Uma pergunta atual é a seguinte:
qual o impacto da volatilidade dos mercados financeiros nos índices
de solvência? No momento, uma discussão à parte dos impactos no
risco de subscrição (mortalidade, morbidade, catástrofes, prêmios e
provisões). E embora as seguradoras de vida, e não vida de curto
prazo, possuam carteiras de ativos significativas, as seguradoras
exclusivamente de vida e de previdência são particularmente
vulneráveis. Isso acontece em função das garantias de remuneração
mínima de juros e atualização monetária existente nos passivos e da
maior duração de carteiras de ativos para atender às
responsabilidades de duração mais longa dos passivos de
seguros.
Alguns dos principais fatores de
redução dos índices de solvência no lado do ativo são os seguintes:
baixas taxas de juros, downgrade de rating de títulos, risco de
crédito e volatilidade do mercado de ações. Companhias que possuem
estratégia de hedge e ou derivativos poderão se beneficiar de
compensações nesses períodos mais extremos de volatilidade, ainda
que a opção de hedge possa ser cara.
Os movimentos nas taxas de juros,
em particular, geram mudanças nas taxas de desconto de passivos.
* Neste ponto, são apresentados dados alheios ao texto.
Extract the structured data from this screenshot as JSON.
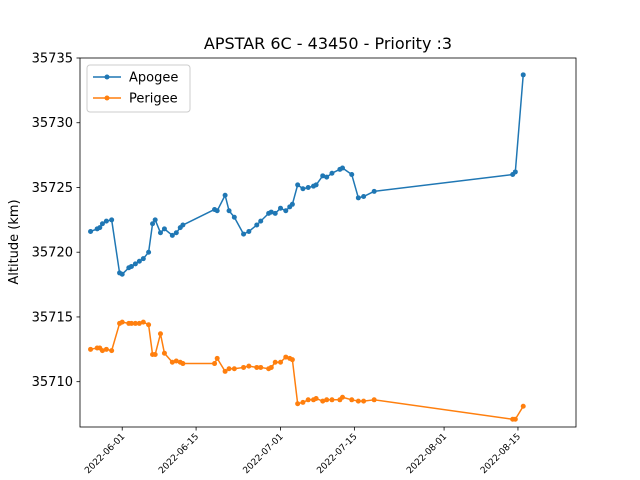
{
  "chart_data": {
    "type": "line",
    "title": "APSTAR 6C - 43450 - Priority :3",
    "xlabel": "",
    "ylabel": "Altitude (km)",
    "x_type": "date",
    "xlim": [
      "2022-05-24",
      "2022-08-26"
    ],
    "ylim": [
      35706.5,
      35735
    ],
    "yticks": [
      35710,
      35715,
      35720,
      35725,
      35730,
      35735
    ],
    "xticks": [
      "2022-06-01",
      "2022-06-15",
      "2022-07-01",
      "2022-07-15",
      "2022-08-01",
      "2022-08-15"
    ],
    "grid": false,
    "legend_position": "top-left",
    "colors": {
      "Apogee": "#1f77b4",
      "Perigee": "#ff7f0e"
    },
    "series": [
      {
        "name": "Apogee",
        "points": [
          [
            "2022-05-26T00:00",
            35721.6
          ],
          [
            "2022-05-27T06:00",
            35721.8
          ],
          [
            "2022-05-27T18:00",
            35721.9
          ],
          [
            "2022-05-28T06:00",
            35722.2
          ],
          [
            "2022-05-29T00:00",
            35722.4
          ],
          [
            "2022-05-30T00:00",
            35722.5
          ],
          [
            "2022-05-31T12:00",
            35718.4
          ],
          [
            "2022-06-01T00:00",
            35718.3
          ],
          [
            "2022-06-02T06:00",
            35718.8
          ],
          [
            "2022-06-02T18:00",
            35718.9
          ],
          [
            "2022-06-03T12:00",
            35719.1
          ],
          [
            "2022-06-04T06:00",
            35719.3
          ],
          [
            "2022-06-05T00:00",
            35719.5
          ],
          [
            "2022-06-06T00:00",
            35720.0
          ],
          [
            "2022-06-06T18:00",
            35722.2
          ],
          [
            "2022-06-07T06:00",
            35722.5
          ],
          [
            "2022-06-08T06:00",
            35721.5
          ],
          [
            "2022-06-09T00:00",
            35721.8
          ],
          [
            "2022-06-10T12:00",
            35721.3
          ],
          [
            "2022-06-11T06:00",
            35721.5
          ],
          [
            "2022-06-12T00:00",
            35721.9
          ],
          [
            "2022-06-12T12:00",
            35722.1
          ],
          [
            "2022-06-18T12:00",
            35723.3
          ],
          [
            "2022-06-19T00:00",
            35723.2
          ],
          [
            "2022-06-20T12:00",
            35724.4
          ],
          [
            "2022-06-21T06:00",
            35723.2
          ],
          [
            "2022-06-22T06:00",
            35722.7
          ],
          [
            "2022-06-24T00:00",
            35721.4
          ],
          [
            "2022-06-25T00:00",
            35721.6
          ],
          [
            "2022-06-26T12:00",
            35722.1
          ],
          [
            "2022-06-27T06:00",
            35722.4
          ],
          [
            "2022-06-28T18:00",
            35723.0
          ],
          [
            "2022-06-29T06:00",
            35723.1
          ],
          [
            "2022-06-30T00:00",
            35723.0
          ],
          [
            "2022-07-01T00:00",
            35723.4
          ],
          [
            "2022-07-02T00:00",
            35723.2
          ],
          [
            "2022-07-02T18:00",
            35723.5
          ],
          [
            "2022-07-03T06:00",
            35723.7
          ],
          [
            "2022-07-04T06:00",
            35725.2
          ],
          [
            "2022-07-05T06:00",
            35724.9
          ],
          [
            "2022-07-06T06:00",
            35725.0
          ],
          [
            "2022-07-07T06:00",
            35725.1
          ],
          [
            "2022-07-07T18:00",
            35725.2
          ],
          [
            "2022-07-09T00:00",
            35725.9
          ],
          [
            "2022-07-09T18:00",
            35725.8
          ],
          [
            "2022-07-10T18:00",
            35726.1
          ],
          [
            "2022-07-12T06:00",
            35726.4
          ],
          [
            "2022-07-12T18:00",
            35726.5
          ],
          [
            "2022-07-14T12:00",
            35726.0
          ],
          [
            "2022-07-15T18:00",
            35724.2
          ],
          [
            "2022-07-16T18:00",
            35724.3
          ],
          [
            "2022-07-18T18:00",
            35724.7
          ],
          [
            "2022-08-14T00:00",
            35726.0
          ],
          [
            "2022-08-14T12:00",
            35726.2
          ],
          [
            "2022-08-16T00:00",
            35733.7
          ]
        ]
      },
      {
        "name": "Perigee",
        "points": [
          [
            "2022-05-26T00:00",
            35712.5
          ],
          [
            "2022-05-27T06:00",
            35712.6
          ],
          [
            "2022-05-27T18:00",
            35712.6
          ],
          [
            "2022-05-28T06:00",
            35712.4
          ],
          [
            "2022-05-29T00:00",
            35712.5
          ],
          [
            "2022-05-30T00:00",
            35712.4
          ],
          [
            "2022-05-31T12:00",
            35714.5
          ],
          [
            "2022-06-01T00:00",
            35714.6
          ],
          [
            "2022-06-02T06:00",
            35714.5
          ],
          [
            "2022-06-02T18:00",
            35714.5
          ],
          [
            "2022-06-03T12:00",
            35714.5
          ],
          [
            "2022-06-04T06:00",
            35714.5
          ],
          [
            "2022-06-05T00:00",
            35714.6
          ],
          [
            "2022-06-06T00:00",
            35714.4
          ],
          [
            "2022-06-06T18:00",
            35712.1
          ],
          [
            "2022-06-07T06:00",
            35712.1
          ],
          [
            "2022-06-08T06:00",
            35713.7
          ],
          [
            "2022-06-09T00:00",
            35712.2
          ],
          [
            "2022-06-10T12:00",
            35711.5
          ],
          [
            "2022-06-11T06:00",
            35711.6
          ],
          [
            "2022-06-12T00:00",
            35711.5
          ],
          [
            "2022-06-12T12:00",
            35711.4
          ],
          [
            "2022-06-18T12:00",
            35711.4
          ],
          [
            "2022-06-19T00:00",
            35711.8
          ],
          [
            "2022-06-20T12:00",
            35710.8
          ],
          [
            "2022-06-21T06:00",
            35711.0
          ],
          [
            "2022-06-22T06:00",
            35711.0
          ],
          [
            "2022-06-24T00:00",
            35711.1
          ],
          [
            "2022-06-25T00:00",
            35711.2
          ],
          [
            "2022-06-26T12:00",
            35711.1
          ],
          [
            "2022-06-27T06:00",
            35711.1
          ],
          [
            "2022-06-28T18:00",
            35711.0
          ],
          [
            "2022-06-29T06:00",
            35711.1
          ],
          [
            "2022-06-30T00:00",
            35711.5
          ],
          [
            "2022-07-01T00:00",
            35711.5
          ],
          [
            "2022-07-02T00:00",
            35711.9
          ],
          [
            "2022-07-02T18:00",
            35711.8
          ],
          [
            "2022-07-03T06:00",
            35711.7
          ],
          [
            "2022-07-04T06:00",
            35708.3
          ],
          [
            "2022-07-05T06:00",
            35708.4
          ],
          [
            "2022-07-06T06:00",
            35708.6
          ],
          [
            "2022-07-07T06:00",
            35708.6
          ],
          [
            "2022-07-07T18:00",
            35708.7
          ],
          [
            "2022-07-09T00:00",
            35708.5
          ],
          [
            "2022-07-09T18:00",
            35708.6
          ],
          [
            "2022-07-10T18:00",
            35708.6
          ],
          [
            "2022-07-12T06:00",
            35708.6
          ],
          [
            "2022-07-12T18:00",
            35708.8
          ],
          [
            "2022-07-14T12:00",
            35708.6
          ],
          [
            "2022-07-15T18:00",
            35708.5
          ],
          [
            "2022-07-16T18:00",
            35708.5
          ],
          [
            "2022-07-18T18:00",
            35708.6
          ],
          [
            "2022-08-14T00:00",
            35707.1
          ],
          [
            "2022-08-14T12:00",
            35707.1
          ],
          [
            "2022-08-16T00:00",
            35708.1
          ]
        ]
      }
    ]
  }
}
Essas reduções levam a aumentos nas avaliações dos passivos e a um
prolongamento do período de duração. A extensão em que os aumentos
no passivo excedem as alterações nos valores dos ativos gera uma
redução na situação de solvência.
Em tempos de eventos extremos, as
seguradoras deveriam evitar reações bruscas. Mover demais as
carteiras de investimentos pode levar ao reconhecimento imediato de
perdas, seguidas pelo risco de reinvestimento em um ambiente de
taxa de juros reduzida. O monitoramento de estratégias e as
mitigações de gerenciamento de ativos e passivos são práticas
recomendáveis. Outra possibilidade é os cálculos de capital ou de
solvência sofrerem alterações para métodos mais sofisticados ou
complexos. As companhias podem fazer essas alterações por conta
própria, por exemplo, nos modelos internos.
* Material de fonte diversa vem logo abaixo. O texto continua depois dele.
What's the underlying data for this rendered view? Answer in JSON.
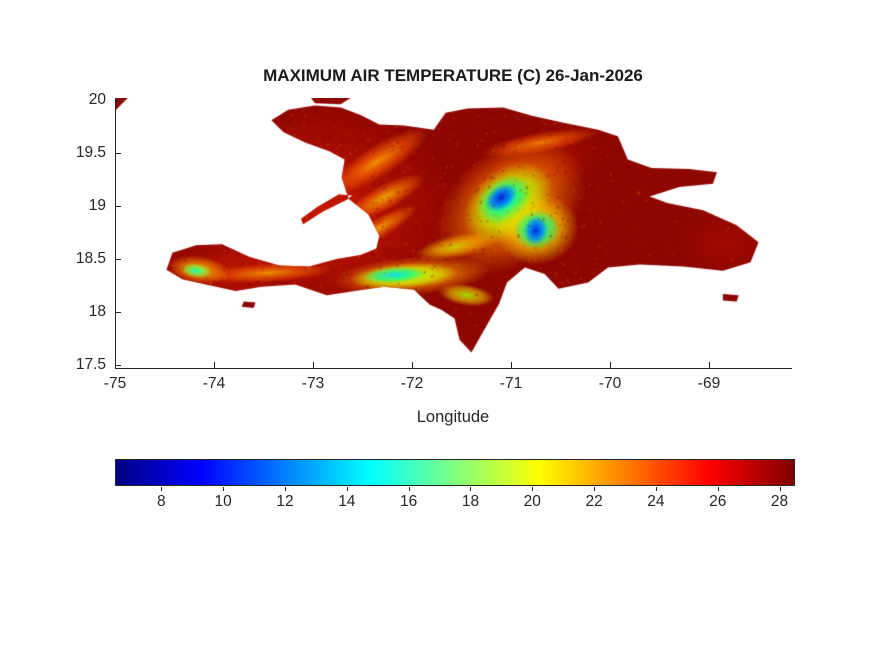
{
  "title": "MAXIMUM AIR TEMPERATURE (C) 26-Jan-2026",
  "axes": {
    "xlabel": "Longitude",
    "x_ticks": [
      -75,
      -74,
      -73,
      -72,
      -71,
      -70,
      -69
    ],
    "y_ticks": [
      20,
      19.5,
      19,
      18.5,
      18,
      17.5
    ]
  },
  "colorbar": {
    "ticks": [
      8,
      10,
      12,
      14,
      16,
      18,
      20,
      22,
      24,
      26,
      28
    ],
    "range": [
      6.5,
      28.5
    ],
    "colormap": "jet",
    "stops": [
      [
        0,
        "#000080"
      ],
      [
        0.125,
        "#0000ff"
      ],
      [
        0.375,
        "#00ffff"
      ],
      [
        0.625,
        "#ffff00"
      ],
      [
        0.875,
        "#ff0000"
      ],
      [
        1,
        "#800000"
      ]
    ]
  },
  "chart_data": {
    "type": "heatmap",
    "title": "MAXIMUM AIR TEMPERATURE (C) 26-Jan-2026",
    "xlabel": "Longitude",
    "ylabel": "",
    "x_ticks": [
      -75,
      -74,
      -73,
      -72,
      -71,
      -70,
      -69
    ],
    "y_ticks": [
      20,
      19.5,
      19,
      18.5,
      18,
      17.5
    ],
    "xlim": [
      -75,
      -68.17
    ],
    "ylim": [
      17.47,
      20.02
    ],
    "units": "degrees Celsius",
    "region": "Island of Hispaniola (Haiti and Dominican Republic); tiny tip of Cuba clipped at top-left corner; Gonave, Tortue, Saona and Vache islets visible",
    "colormap": "jet",
    "color_range": [
      6.5,
      28.5
    ],
    "colorbar_ticks": [
      8,
      10,
      12,
      14,
      16,
      18,
      20,
      22,
      24,
      26,
      28
    ],
    "value_summary": {
      "coastal_lowlands": "27-28.5 C (dark red, dominant over eastern Dominican Republic and coasts)",
      "interior_hills": "20-26 C (orange / yellow streaks over Haitian massifs and valleys)",
      "cordillera_central_peaks": "8-14 C (blue core near lon -71.1, lat 19.1)",
      "valle_nuevo_peaks": "8-14 C (blue core near lon -70.75, lat 18.77)",
      "massif_de_la_selle_bahoruco": "14-18 C (cyan band near lon -72.2, lat 18.35)",
      "massif_de_la_hotte": "15-18 C (cyan patch near lon -74.2, lat 18.4)"
    },
    "base_color": "#8e0600",
    "geometry": {
      "islands": [
        {
          "name": "hispaniola",
          "points": [
            [
              -73.42,
              19.81
            ],
            [
              -73.25,
              19.91
            ],
            [
              -72.98,
              19.95
            ],
            [
              -72.72,
              19.93
            ],
            [
              -72.52,
              19.86
            ],
            [
              -72.33,
              19.77
            ],
            [
              -72.08,
              19.76
            ],
            [
              -71.78,
              19.72
            ],
            [
              -71.66,
              19.88
            ],
            [
              -71.44,
              19.92
            ],
            [
              -71.08,
              19.93
            ],
            [
              -70.78,
              19.85
            ],
            [
              -70.48,
              19.79
            ],
            [
              -70.12,
              19.72
            ],
            [
              -69.92,
              19.66
            ],
            [
              -69.82,
              19.44
            ],
            [
              -69.58,
              19.36
            ],
            [
              -69.2,
              19.35
            ],
            [
              -68.92,
              19.32
            ],
            [
              -68.96,
              19.21
            ],
            [
              -69.3,
              19.18
            ],
            [
              -69.6,
              19.09
            ],
            [
              -69.42,
              19.03
            ],
            [
              -69.06,
              18.96
            ],
            [
              -68.72,
              18.82
            ],
            [
              -68.5,
              18.66
            ],
            [
              -68.58,
              18.47
            ],
            [
              -68.86,
              18.39
            ],
            [
              -69.26,
              18.43
            ],
            [
              -69.7,
              18.45
            ],
            [
              -70.02,
              18.42
            ],
            [
              -70.22,
              18.28
            ],
            [
              -70.52,
              18.22
            ],
            [
              -70.66,
              18.36
            ],
            [
              -70.86,
              18.42
            ],
            [
              -71.04,
              18.28
            ],
            [
              -71.12,
              18.08
            ],
            [
              -71.26,
              17.85
            ],
            [
              -71.4,
              17.62
            ],
            [
              -71.52,
              17.74
            ],
            [
              -71.57,
              17.94
            ],
            [
              -71.7,
              18.02
            ],
            [
              -71.82,
              18.07
            ],
            [
              -71.98,
              18.21
            ],
            [
              -72.28,
              18.24
            ],
            [
              -72.58,
              18.2
            ],
            [
              -72.86,
              18.16
            ],
            [
              -73.18,
              18.26
            ],
            [
              -73.52,
              18.24
            ],
            [
              -73.78,
              18.2
            ],
            [
              -74.08,
              18.26
            ],
            [
              -74.32,
              18.31
            ],
            [
              -74.48,
              18.4
            ],
            [
              -74.42,
              18.56
            ],
            [
              -74.18,
              18.63
            ],
            [
              -73.92,
              18.64
            ],
            [
              -73.64,
              18.52
            ],
            [
              -73.34,
              18.44
            ],
            [
              -73.04,
              18.43
            ],
            [
              -72.76,
              18.5
            ],
            [
              -72.52,
              18.54
            ],
            [
              -72.36,
              18.6
            ],
            [
              -72.33,
              18.72
            ],
            [
              -72.44,
              18.92
            ],
            [
              -72.64,
              19.07
            ],
            [
              -72.71,
              19.27
            ],
            [
              -72.68,
              19.44
            ],
            [
              -72.84,
              19.52
            ],
            [
              -73.08,
              19.6
            ],
            [
              -73.3,
              19.7
            ]
          ]
        },
        {
          "name": "gonave",
          "points": [
            [
              -73.1,
              18.83
            ],
            [
              -72.9,
              18.95
            ],
            [
              -72.66,
              19.06
            ],
            [
              -72.6,
              19.1
            ],
            [
              -72.74,
              19.11
            ],
            [
              -72.96,
              18.99
            ],
            [
              -73.12,
              18.88
            ]
          ]
        },
        {
          "name": "tortue-sliver",
          "points": [
            [
              -73.02,
              20.02
            ],
            [
              -72.62,
              20.02
            ],
            [
              -72.72,
              19.96
            ],
            [
              -72.98,
              19.97
            ]
          ]
        },
        {
          "name": "cuba-corner",
          "points": [
            [
              -75.01,
              20.03
            ],
            [
              -74.86,
              20.03
            ],
            [
              -75.01,
              19.89
            ]
          ]
        },
        {
          "name": "saona",
          "points": [
            [
              -68.86,
              18.17
            ],
            [
              -68.7,
              18.16
            ],
            [
              -68.72,
              18.1
            ],
            [
              -68.86,
              18.11
            ]
          ]
        },
        {
          "name": "ile-a-vache",
          "points": [
            [
              -73.7,
              18.1
            ],
            [
              -73.58,
              18.09
            ],
            [
              -73.6,
              18.04
            ],
            [
              -73.72,
              18.05
            ]
          ]
        }
      ]
    },
    "features": [
      {
        "name": "haiti-warm-wash",
        "cx": -72.9,
        "cy": 18.95,
        "rx": 1.35,
        "ry": 1.05,
        "rot": 0,
        "stops": [
          [
            0,
            "rgba(224,28,0,0.70)"
          ],
          [
            1,
            "rgba(224,28,0,0)"
          ]
        ]
      },
      {
        "name": "tiburon-warm-wash",
        "cx": -73.9,
        "cy": 18.38,
        "rx": 0.85,
        "ry": 0.3,
        "rot": -5,
        "stops": [
          [
            0,
            "rgba(224,30,0,0.55)"
          ],
          [
            1,
            "rgba(224,30,0,0)"
          ]
        ]
      },
      {
        "name": "cibao-warm-wash",
        "cx": -70.8,
        "cy": 19.35,
        "rx": 0.8,
        "ry": 0.28,
        "rot": -15,
        "stops": [
          [
            0,
            "rgba(205,18,0,0.50)"
          ],
          [
            1,
            "rgba(205,18,0,0)"
          ]
        ]
      },
      {
        "name": "east-coast-wash",
        "cx": -68.85,
        "cy": 18.65,
        "rx": 0.45,
        "ry": 0.3,
        "rot": 0,
        "stops": [
          [
            0,
            "rgba(200,16,0,0.40)"
          ],
          [
            1,
            "rgba(200,16,0,0)"
          ]
        ]
      },
      {
        "name": "massif-du-nord-streak",
        "cx": -72.35,
        "cy": 19.42,
        "rx": 0.6,
        "ry": 0.15,
        "rot": -32,
        "stops": [
          [
            0,
            "rgba(255,170,0,0.85)"
          ],
          [
            0.55,
            "rgba(255,100,0,0.55)"
          ],
          [
            1,
            "rgba(255,100,0,0)"
          ]
        ]
      },
      {
        "name": "cordillera-septentrional-streak",
        "cx": -70.7,
        "cy": 19.6,
        "rx": 0.6,
        "ry": 0.1,
        "rot": -10,
        "stops": [
          [
            0,
            "rgba(255,150,0,0.80)"
          ],
          [
            0.6,
            "rgba(255,90,0,0.45)"
          ],
          [
            1,
            "rgba(255,90,0,0)"
          ]
        ]
      },
      {
        "name": "montagnes-noires-streak",
        "cx": -72.28,
        "cy": 19.08,
        "rx": 0.45,
        "ry": 0.12,
        "rot": -28,
        "stops": [
          [
            0,
            "rgba(255,210,0,0.80)"
          ],
          [
            0.6,
            "rgba(255,120,0,0.50)"
          ],
          [
            1,
            "rgba(255,120,0,0)"
          ]
        ]
      },
      {
        "name": "matheux-streak",
        "cx": -72.32,
        "cy": 18.8,
        "rx": 0.42,
        "ry": 0.1,
        "rot": -30,
        "stops": [
          [
            0,
            "rgba(255,190,0,0.80)"
          ],
          [
            0.6,
            "rgba(255,120,0,0.45)"
          ],
          [
            1,
            "rgba(255,120,0,0)"
          ]
        ]
      },
      {
        "name": "tiburon-ridge-streak",
        "cx": -73.45,
        "cy": 18.37,
        "rx": 0.65,
        "ry": 0.09,
        "rot": -3,
        "stops": [
          [
            0,
            "rgba(255,190,0,0.75)"
          ],
          [
            0.6,
            "rgba(255,110,0,0.45)"
          ],
          [
            1,
            "rgba(255,110,0,0)"
          ]
        ]
      },
      {
        "name": "neiba-streak",
        "cx": -71.55,
        "cy": 18.62,
        "rx": 0.42,
        "ry": 0.11,
        "rot": -12,
        "stops": [
          [
            0,
            "rgba(200,255,0,0.85)"
          ],
          [
            0.5,
            "rgba(255,210,0,0.60)"
          ],
          [
            1,
            "rgba(255,210,0,0)"
          ]
        ]
      },
      {
        "name": "cordillera-central-halo",
        "cx": -71.0,
        "cy": 19.0,
        "rx": 0.85,
        "ry": 0.55,
        "rot": -38,
        "stops": [
          [
            0,
            "rgba(255,220,0,0.85)"
          ],
          [
            0.5,
            "rgba(255,150,0,0.60)"
          ],
          [
            1,
            "rgba(255,120,0,0)"
          ]
        ]
      },
      {
        "name": "cordillera-central-green",
        "cx": -71.03,
        "cy": 19.03,
        "rx": 0.5,
        "ry": 0.32,
        "rot": -38,
        "stops": [
          [
            0,
            "rgba(90,255,60,0.90)"
          ],
          [
            0.6,
            "rgba(190,255,0,0.60)"
          ],
          [
            1,
            "rgba(190,255,0,0)"
          ]
        ]
      },
      {
        "name": "cordillera-central-cyan",
        "cx": -71.07,
        "cy": 19.06,
        "rx": 0.3,
        "ry": 0.2,
        "rot": -35,
        "stops": [
          [
            0,
            "rgba(0,225,255,0.95)"
          ],
          [
            0.6,
            "rgba(0,255,150,0.60)"
          ],
          [
            1,
            "rgba(0,255,150,0)"
          ]
        ]
      },
      {
        "name": "cordillera-central-blue-core",
        "cx": -71.1,
        "cy": 19.08,
        "rx": 0.18,
        "ry": 0.11,
        "rot": -35,
        "stops": [
          [
            0,
            "rgba(0,35,215,1)"
          ],
          [
            0.55,
            "rgba(0,110,255,0.80)"
          ],
          [
            1,
            "rgba(0,110,255,0)"
          ]
        ]
      },
      {
        "name": "valle-nuevo-halo",
        "cx": -70.73,
        "cy": 18.78,
        "rx": 0.42,
        "ry": 0.33,
        "rot": -10,
        "stops": [
          [
            0,
            "rgba(170,255,0,0.85)"
          ],
          [
            0.55,
            "rgba(255,220,0,0.60)"
          ],
          [
            1,
            "rgba(255,220,0,0)"
          ]
        ]
      },
      {
        "name": "valle-nuevo-cyan",
        "cx": -70.74,
        "cy": 18.78,
        "rx": 0.24,
        "ry": 0.19,
        "rot": -10,
        "stops": [
          [
            0,
            "rgba(0,220,255,0.95)"
          ],
          [
            0.6,
            "rgba(0,255,140,0.60)"
          ],
          [
            1,
            "rgba(0,255,140,0)"
          ]
        ]
      },
      {
        "name": "valle-nuevo-blue-core",
        "cx": -70.75,
        "cy": 18.77,
        "rx": 0.12,
        "ry": 0.14,
        "rot": 10,
        "stops": [
          [
            0,
            "rgba(0,40,220,1)"
          ],
          [
            0.55,
            "rgba(0,120,255,0.80)"
          ],
          [
            1,
            "rgba(0,120,255,0)"
          ]
        ]
      },
      {
        "name": "selle-halo",
        "cx": -72.0,
        "cy": 18.34,
        "rx": 0.8,
        "ry": 0.18,
        "rot": -4,
        "stops": [
          [
            0,
            "rgba(255,230,0,0.85)"
          ],
          [
            0.55,
            "rgba(255,160,0,0.55)"
          ],
          [
            1,
            "rgba(255,160,0,0)"
          ]
        ]
      },
      {
        "name": "selle-green",
        "cx": -72.08,
        "cy": 18.34,
        "rx": 0.55,
        "ry": 0.12,
        "rot": -4,
        "stops": [
          [
            0,
            "rgba(120,255,40,0.90)"
          ],
          [
            0.6,
            "rgba(210,255,0,0.60)"
          ],
          [
            1,
            "rgba(210,255,0,0)"
          ]
        ]
      },
      {
        "name": "selle-cyan-core",
        "cx": -72.18,
        "cy": 18.35,
        "rx": 0.32,
        "ry": 0.075,
        "rot": -4,
        "stops": [
          [
            0,
            "rgba(0,220,255,0.95)"
          ],
          [
            0.6,
            "rgba(0,255,160,0.60)"
          ],
          [
            1,
            "rgba(0,255,160,0)"
          ]
        ]
      },
      {
        "name": "bahoruco-green",
        "cx": -71.45,
        "cy": 18.16,
        "rx": 0.28,
        "ry": 0.1,
        "rot": 8,
        "stops": [
          [
            0,
            "rgba(160,255,0,0.85)"
          ],
          [
            0.6,
            "rgba(255,230,0,0.50)"
          ],
          [
            1,
            "rgba(255,230,0,0)"
          ]
        ]
      },
      {
        "name": "hotte-halo",
        "cx": -74.15,
        "cy": 18.4,
        "rx": 0.32,
        "ry": 0.13,
        "rot": 8,
        "stops": [
          [
            0,
            "rgba(255,230,0,0.85)"
          ],
          [
            0.6,
            "rgba(255,160,0,0.50)"
          ],
          [
            1,
            "rgba(255,160,0,0)"
          ]
        ]
      },
      {
        "name": "hotte-cyan-core",
        "cx": -74.18,
        "cy": 18.39,
        "rx": 0.16,
        "ry": 0.07,
        "rot": 8,
        "stops": [
          [
            0,
            "rgba(0,255,200,0.95)"
          ],
          [
            0.6,
            "rgba(120,255,80,0.60)"
          ],
          [
            1,
            "rgba(120,255,80,0)"
          ]
        ]
      }
    ]
  }
}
No Brasil, o índice de solvência,
no ano passado, foi de aproximadamente 200% com o segmento de
seguros totalizando R$ 70 bilhões em patrimônio líquido ajustado
frente ao capital regulatório de R$ 34 bilhões. Embora o setor de
seguros em geral seja considerado como bem capitalizado por esse
motivo, pode haver uma nova realidade em termos de níveis de
capital a longo prazo, impactada pela redução do apetite a risco
dos acionistas e ou ajustes propostos pelos reguladores.
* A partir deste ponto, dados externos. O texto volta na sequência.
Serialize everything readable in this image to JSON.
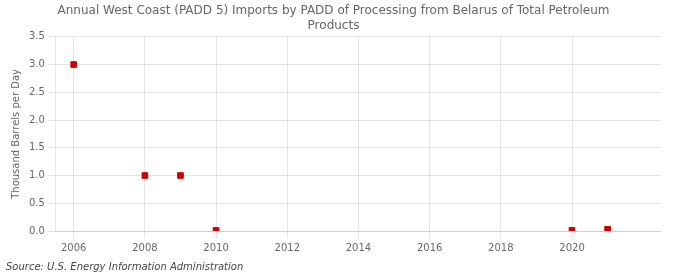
{
  "chart_data": {
    "type": "scatter",
    "title": "Annual West Coast (PADD 5) Imports by PADD of Processing from Belarus of Total Petroleum\nProducts",
    "ylabel": "Thousand Barrels per Day",
    "annotations": [
      "Source: U.S. Energy Information Administration"
    ],
    "x": [
      2006,
      2008,
      2009,
      2010,
      2020,
      2021
    ],
    "values": [
      3.0,
      1.0,
      1.0,
      0.01,
      0.01,
      0.03
    ],
    "color": "#cc0000",
    "marker": "square",
    "xlim": [
      2005.5,
      2022.5
    ],
    "ylim": [
      0.0,
      3.5
    ],
    "xticks": [
      2006,
      2008,
      2010,
      2012,
      2014,
      2016,
      2018,
      2020
    ],
    "yticks": [
      {
        "value": 0,
        "label": "0.0"
      },
      0.5,
      {
        "value": 1,
        "label": "1.0"
      },
      1.5,
      {
        "value": 2,
        "label": "2.0"
      },
      2.5,
      {
        "value": 3,
        "label": "3.0"
      },
      3.5
    ],
    "grid": true
  }
}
Os reguladores ao redor do mundo
têm reagido de forma fluída e focado em fazer concessões às
seguradoras para apoiar o setor em tempos difíceis. As concessões
concentram-se em dar mais tempo para preparar relatórios e
divulgações formais, reduzindo solicitações e investigações não
essenciais e fornecendo algum alívio em países selecionados em
torno dos próprios cálculos de capital ou atrasando os testes de
estresse. A Autoridade Europeia de Seguros e Pensões Ocupacionais
(EIOPA), por exemplo, chegou a comentar, em março deste ano, em
meio à pandemia da covid-19 que testes recentes de estresse
mostraram que o setor é bem capitalizado e capaz de reter choques
graves, mas plausíveis, no sistema. Embora estejam ocorrendo
concessões, os reguladores aumentaram pontos de contato e
solicitações em duas áreas: resiliência dos negócios e atualizações
em tempo real nos cálculos de solvência, até semanalmente ou mesmo
diariamente em alguns casos.
Finalmente, à medida em que a
pandemia da covid-19 continua, criando desafio para a sociedade,
empresas e governos, haverá mais pressões externas sobre as
seguradoras, como na situação dos seguros de interrupção de
negócios (DNOs), renegociação de cláusulas, mudanças nos modelos de
negócios, inadimplência, fraudes, dentre outros. Há muitas lições
aprendidas e mais ainda estão por vir, mas a solvência das
seguradoras agora e no futuro é essencial para a estabilidade do
sistema financeiro. Os aspectos de governança, gestão de riscos e
comunicação com o mercado, seja por meio da divulgação de
indicadores financeiros e contábeis, seja através da comunicação
constante com a base de clientes sobre assuntos relevantes que
afetam a proteção, são essenciais no momento.